Who they are
This group present differences in learning that are due to the connection with digital channels and the ability to process large sets of information, but another important characteristic from this group, that can be a real asset at work, is that they have the ability to process large amounts of information and also use technology to manipulate information in a way to make processes and methodologies more efficient (Colbert et al, 2016).
Digital natives are more interested in collective intelligence (Unesco Policy Brief, 2011) rather than individual knowledge and will often choose to work in collaborative environments, even when they are focusing on individual goals. They will use a group environment where each individual contributes with their knowledge to achieve individual goals, while digital immigrants when working in groups tend to focus in one group goal at a time (Pinzaru & Mitan, 2016).
In terms of learning, digital natives have the ability to multitask and leap around concepts and ideas in a non-linear way, also known as hypertext learning (Cabanero-Johnson & Berge, 2009) which is fundamentally different than digital immigrants that prefer to focus on individual tasks and when in management positions at work, tend to look at the ability of younger generations to work while accessing social networks or texting during meetings as lack of concentration when in reality, millennials and Gen Z employees are capable of absorbing a lot more information at a faster pace. Because digital natives process information faster, they also prefer quicker visual communications methods than heavy, scientific language or long lectures (Ochola Kwenda, 2017) and at work they demonstrate preference to companies that provide their employees continues learning opportunities, access to online classes and virtual learning environments.
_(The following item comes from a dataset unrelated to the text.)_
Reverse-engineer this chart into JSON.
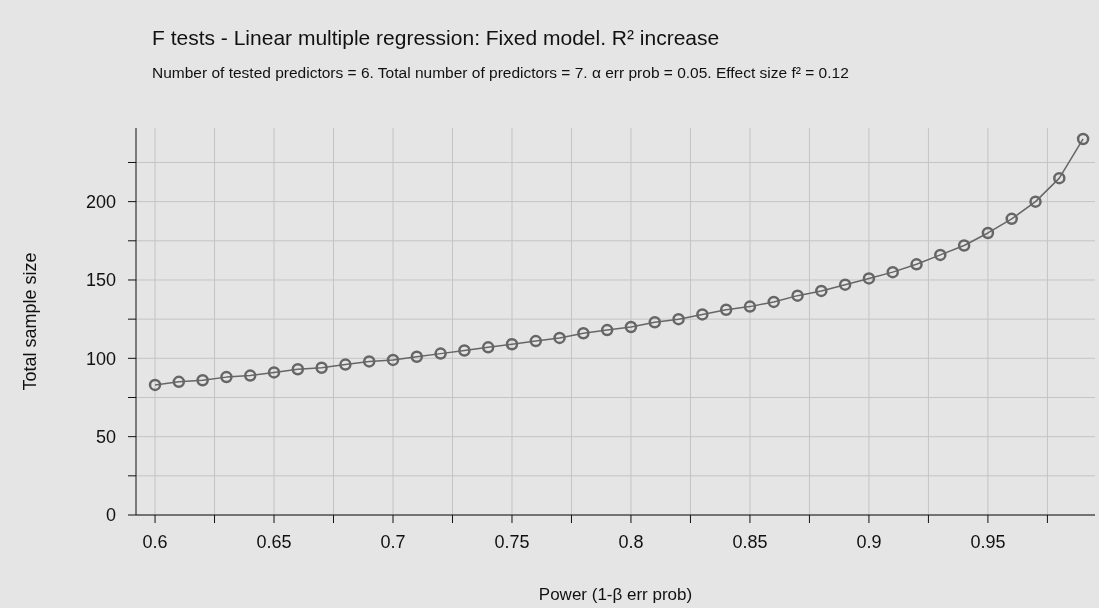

Perception of younger generation behavior at work in Romania
Interested in the digital knowledge gab between digital natives and digital immigrants, authors Pinzaru and Mitan conducted a research in Romania attempting to understand how managers dealt of digital natives at work.
The main drive for this research was the issue Romania faces with hiring young people for positions that are available, because often their skill sets do not match the profiles of the jobs currently available, which leads to gaps in employment.
A few of the issues taken into consideration before the research, based on general knowledge in the European Union were that digital natives had a hard time respecting authorities that were less versed in technologies than themselves and digital natives want to have the freedom to curate their own job positions.
After interviewing several managers, ranging from digital natives and digital immigrants, holding different levels of management positions in companies in Romania, Pinzaru and Mitan concluded leaders are more willing to understand what drives digital natives to become successful at work, despite the prejudice facing their unique working preferences, and provide better working conditions to meet those needs.
A few thoughts that seemed to be recurring for different managers were: digital natives prefer speed of information instead of depth, they look for freedom and flexibility at work, and finally digital natives are not as good with in-person communications as digital immigrants.
The struggle with establishing personal connections could be due to the amount spent using technologies, but digital natives use digital channels to stay socially engaged and therefore don’t always see the issue with the same perspective as digital immigrants.
Another point raised by the managers interviewed was that digital natives can get impatient if their ideas are not well received by management and they show frustration when managers do not give them the freedom in decision making processes that are related to their area of expertise.
One manager added that showing support and leading by example is the best way to keep digital natives engaged, as they show appreciation for mentorship. In environments where their ideas are welcomed, and they are embraced by superiors, digital natives show more creativity and tend to give more to their work without being asked to.
In conclusion, the study shows there are more pros of working with digital natives than cons, if management is willing to adapt their style to meet their needs. In general, they are more dedicated to work, when offered an environment where they can continuously learn and feel supported to implementing their ideas.